Playing devils advocate for a moment. How else do you test the robustness of the human process to prevent bad actors? Don’t you need someone to attempt to introduce a security hole to know that you are robust to this kind of attack?

You do it w/ a buy-in, e.g. permission from some of the maintainers - so they are aware. If you do not get permission, you do nothing. It's similar to penetration testing/
Interestingly, while I 100% agree with you regarding the parent's question about security holes, I'm actually not sure how an experiment like the one on Wikipedia could be performed even with proper buy-in from all the owning entities (Wikimedia Foundation?) Is it even in principle possible to test this ethically without risking misleading the users (the public)? If not, does that mean it's better if nobody researches it at all? The best I can think of is by making edits that as harmless as possible, but their very inconsequentiality would make them inherently less likely for them to be removed. Any thoughts?
The usual answer is the chain of trust. However, that might be against the wikipedia principles. There is "importance scale" for articles, for anything considered C+ class important, editing becomes similar to pull request, or the page has a warning of having unverified info.

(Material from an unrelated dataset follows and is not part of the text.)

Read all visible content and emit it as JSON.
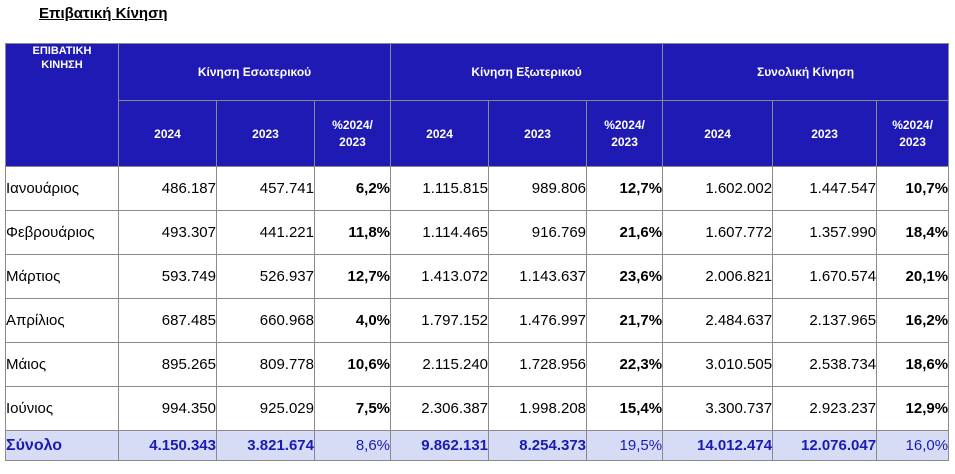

It's a hard problem having fully editable storage by anyone, while maintaining integrity.

This seems really easy to test ethically.

You sift through the edit log to find edits correcting factual errors.

Then you find the edit where the error was introduced.

You can probably let an LLM do the first pass to identify likely candidates. With maybe 20 hours of work you could probably identify hundreds of factual errors. (Number is drawn from a hat.)

> Playing devils advocate for a moment. How else do you test the robustness of the human process to prevent bad actors? Don’t you need someone to attempt to introduce a security hole to know that you are robust to this kind of attack?

How do you test that the White House perimeters are secure, or that the president is adequately protected by the Secret Service?

I think the key difference is supervision, is there another party keeping an eye on what is tested and how. And maybe insuring no permanent damage is done at the end.
That's frankly one of the first thoughts that came to my mind.

I've asked the author about ethical review and processes on the Fediverse.

That said, both Wikipedia and the Linux kernel (mentioned in another response to this subthread) should anticipate and defend against either research-based or purely malicious attacks.

If it's a mature product, you should be able to pick it up and rattle it without it breaking. If it's still maturing, then maybe the odd shock here and there will prepare it for maturity?
It's true that the system must be tolerant to these sorts of faults, but that doesn't mean we have a right to stress it. The margin for error is not infinite, and by consuming some of it we increase the likelihood of errors going undetected for longer.

Sometimes it will be worth it anyway, and I don't have an opinion about this Wikipedia example, but I think it's pretty uncontroversial that the Linux example was out of line.

I think one would have to weigh the pros and cons of this kind of research. In particular, the main cons (IMO) are:

* users are misled about facts * trust is lost in Wikipedia * other users/organizations use this as a blueprint to insert false information

Harm 3 seems to be the most serious, but I suspect it has happened/will happen irrespective of this research. As opposed to the water reservoir example, these harms seem quite small by contrast. I would have liked to see a section discussing this in the blog post, but perhaps that's included in the original paper.

Everything was reverted with 48 hours, your arguments might all apply theoretically but given scope, size, practice and handling, I wonder - apart from the theory - what your opinion is how they practically apply for this case.
I didn't make it very clear, but I agree that the specific example isn't problematic. The false claims weren't meant to be any sort of targeted disinformation, and like you mention they reverted it in 48 hours.